A protester throws a tear gas canister fired by police during a rally against a controversial extradition law proposal outside the government headquarters in Hong Kong on June 12, 2019. Photo by Dale De La Rey/AFP
A protester throws a tear gas canister fired by police during a rally against a controversial extradition law proposal outside the government headquarters in Hong Kong on June 12, 2019. Photo by Dale De La Rey/AFP

Man-kei Tam, director of Amnesty International Hong Kong, condemned the response, accusing the police of taking “advantage of the violent acts of a small minority as a pretext to use excessive force against the vast majority of peaceful protesters.”

“Tear gas and projectiles, like rubber bullets, are notoriously inaccurate and indiscriminate, and can result in serious injury, and even death,” Tam said in a statement. “They should only ever be used in a targeted response to specific acts of violence, and never to disperse peaceful protesters.”

Videos from the scene also showed police, seemingly unprovoked, savagely beating an unarmed man with truncheons and hosing down demonstrators with streams of pepper spray.

Chief Executive Lam, however, in a tearful interview with local broadcaster TVB, said it was the protests that should be “strongly condemn[ed].”

“This is not an act out of love for Hong Kong,” she said.

“Since the handover, some people will use matters involving the central and Hong Kong governments, mainland and Hong Kong, to incite confrontation,” she went on to add. “Radical confrontation is not the solution.”

One protester, who asked to be identified only as Liu, said she had been singing hymns when police first fired the tear gas. Noting the intensity of the response, she added, “they don’t want the Umbrella Movement happening again.”

“Maybe this time it’s not an Umbrella Revolution, but they don’t want people to occupy Central or Admiralty,” she said, unsure of whether she would stick out the protest to the end. “So I think this time they’re putting more force on it, and then they’re using more tear gas.”

Bloomberg reported that at least 22 demonstrators were injured, according to the city’s Hospital Authority.

As the gas forced most protesters out of the Harcourt Road area, a large contingent began making its way down Queensway, bringing the demonstration into Central just as many office workers were heading home.

Some blocked intersections with commandeered traffic cones, while one gaggle of sympathetic motorists stopped their cars across several lanes of Connaught Road, bringing traffic to a standstill and honking along with protest chants as hundreds of onlookers cheered.

Stragglers were still staging splintered protests as of press time, but it remained unclear whether police would launch a renewed clean-up operation as the night wore on, or what tomorrow might bring.

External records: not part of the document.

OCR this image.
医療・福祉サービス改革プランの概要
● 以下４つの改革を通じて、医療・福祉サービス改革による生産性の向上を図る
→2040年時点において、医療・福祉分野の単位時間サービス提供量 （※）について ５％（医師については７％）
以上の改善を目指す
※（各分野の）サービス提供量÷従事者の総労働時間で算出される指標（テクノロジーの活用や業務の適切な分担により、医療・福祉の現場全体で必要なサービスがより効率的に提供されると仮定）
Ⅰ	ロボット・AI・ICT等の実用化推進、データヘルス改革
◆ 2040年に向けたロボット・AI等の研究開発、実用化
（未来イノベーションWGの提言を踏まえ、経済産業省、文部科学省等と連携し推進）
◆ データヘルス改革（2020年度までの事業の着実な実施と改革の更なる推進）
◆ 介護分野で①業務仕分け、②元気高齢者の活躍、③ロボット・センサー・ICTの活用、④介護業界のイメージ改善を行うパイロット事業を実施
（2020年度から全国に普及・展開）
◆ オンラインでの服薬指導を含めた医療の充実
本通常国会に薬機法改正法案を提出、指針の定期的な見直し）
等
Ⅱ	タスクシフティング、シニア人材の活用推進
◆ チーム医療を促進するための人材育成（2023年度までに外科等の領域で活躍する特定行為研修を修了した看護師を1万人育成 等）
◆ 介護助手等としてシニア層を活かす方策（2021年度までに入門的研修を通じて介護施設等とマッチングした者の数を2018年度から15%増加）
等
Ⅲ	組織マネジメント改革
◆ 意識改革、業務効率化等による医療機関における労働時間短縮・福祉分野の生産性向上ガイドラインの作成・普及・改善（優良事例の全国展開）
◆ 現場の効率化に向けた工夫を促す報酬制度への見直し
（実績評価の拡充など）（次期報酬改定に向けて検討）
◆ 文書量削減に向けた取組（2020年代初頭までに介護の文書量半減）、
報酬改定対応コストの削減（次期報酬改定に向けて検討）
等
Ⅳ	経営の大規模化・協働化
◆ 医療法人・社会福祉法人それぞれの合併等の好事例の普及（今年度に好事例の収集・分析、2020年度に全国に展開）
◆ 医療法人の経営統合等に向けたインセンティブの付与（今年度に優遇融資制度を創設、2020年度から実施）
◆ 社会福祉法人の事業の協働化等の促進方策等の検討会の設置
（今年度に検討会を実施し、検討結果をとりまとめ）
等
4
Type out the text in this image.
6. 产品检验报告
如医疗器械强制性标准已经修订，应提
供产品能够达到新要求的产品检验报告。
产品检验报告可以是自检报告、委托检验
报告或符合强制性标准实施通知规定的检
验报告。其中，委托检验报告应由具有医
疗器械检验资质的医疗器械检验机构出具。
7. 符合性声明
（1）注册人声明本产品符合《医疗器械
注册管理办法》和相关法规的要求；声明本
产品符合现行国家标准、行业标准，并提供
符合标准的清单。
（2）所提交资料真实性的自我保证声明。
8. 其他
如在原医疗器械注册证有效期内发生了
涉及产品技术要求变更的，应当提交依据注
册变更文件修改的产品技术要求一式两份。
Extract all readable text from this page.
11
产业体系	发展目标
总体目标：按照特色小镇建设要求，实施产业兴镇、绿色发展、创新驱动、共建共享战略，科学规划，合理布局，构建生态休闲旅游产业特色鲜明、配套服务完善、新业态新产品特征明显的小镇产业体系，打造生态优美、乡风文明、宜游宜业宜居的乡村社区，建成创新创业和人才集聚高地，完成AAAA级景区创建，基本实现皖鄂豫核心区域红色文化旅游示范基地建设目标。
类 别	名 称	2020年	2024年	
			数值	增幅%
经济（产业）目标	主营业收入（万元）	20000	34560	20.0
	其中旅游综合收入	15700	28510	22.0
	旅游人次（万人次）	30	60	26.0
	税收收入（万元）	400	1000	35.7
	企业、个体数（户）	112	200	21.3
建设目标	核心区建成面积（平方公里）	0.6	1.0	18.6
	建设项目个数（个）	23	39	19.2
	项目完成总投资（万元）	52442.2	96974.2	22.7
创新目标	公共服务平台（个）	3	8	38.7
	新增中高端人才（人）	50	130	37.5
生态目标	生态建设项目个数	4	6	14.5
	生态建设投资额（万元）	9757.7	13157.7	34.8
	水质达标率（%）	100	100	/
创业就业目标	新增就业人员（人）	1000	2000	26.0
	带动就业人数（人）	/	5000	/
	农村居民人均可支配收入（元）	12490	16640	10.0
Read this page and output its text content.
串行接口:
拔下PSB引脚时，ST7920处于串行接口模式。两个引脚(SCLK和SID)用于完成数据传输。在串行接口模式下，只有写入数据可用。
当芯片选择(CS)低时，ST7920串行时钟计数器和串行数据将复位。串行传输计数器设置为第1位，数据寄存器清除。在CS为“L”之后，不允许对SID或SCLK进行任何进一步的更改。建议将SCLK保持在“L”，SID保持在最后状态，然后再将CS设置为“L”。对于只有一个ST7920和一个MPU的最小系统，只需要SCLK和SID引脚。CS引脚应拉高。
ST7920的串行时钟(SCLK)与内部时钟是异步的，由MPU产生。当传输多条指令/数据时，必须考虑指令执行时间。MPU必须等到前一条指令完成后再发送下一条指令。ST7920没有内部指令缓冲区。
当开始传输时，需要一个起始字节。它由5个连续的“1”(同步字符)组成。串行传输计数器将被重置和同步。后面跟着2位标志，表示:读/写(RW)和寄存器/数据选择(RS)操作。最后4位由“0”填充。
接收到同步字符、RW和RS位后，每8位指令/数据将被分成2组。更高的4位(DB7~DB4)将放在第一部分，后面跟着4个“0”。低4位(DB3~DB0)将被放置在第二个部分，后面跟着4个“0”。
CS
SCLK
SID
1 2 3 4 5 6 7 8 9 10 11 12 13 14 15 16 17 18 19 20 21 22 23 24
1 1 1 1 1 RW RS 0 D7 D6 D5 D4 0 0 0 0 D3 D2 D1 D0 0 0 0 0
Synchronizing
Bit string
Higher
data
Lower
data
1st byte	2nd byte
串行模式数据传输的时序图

One 20-something technician, who declined to be named, told Coconuts HK that he had no confidence that the government would reconsider the bill, saying the LegCo was “just stalling,” and would reschedule the second reading of the bill once people were “mentally tired” of protesting.

Even so, he said, he wouldn’t be returning tomorrow, having taken a sick day to be able to attend today’s demonstration.

“There will be people, but a lot less,” he predicted.

A 24-year-old student who also declined to give her name, however, vowed to return.

“It was too much for us, and we think it was unfair,” she said of the police response. “They just think we are youths doing some illegal thing… but as Hong Kong people, it’s our responsibility to voice what we think.”

“Once this ordinance is approved,” she added, “Hong Kong is game over.”

Reporting by Stuart White, Vicky Wong, and Iris To.

 

CORRECTION: An earlier version of this story incorrectly stated that an RTHK driver was shot with a rubber bullet. The outlet actually reports that it was a tear gas round. Coconuts HK apologizes for any confusion caused.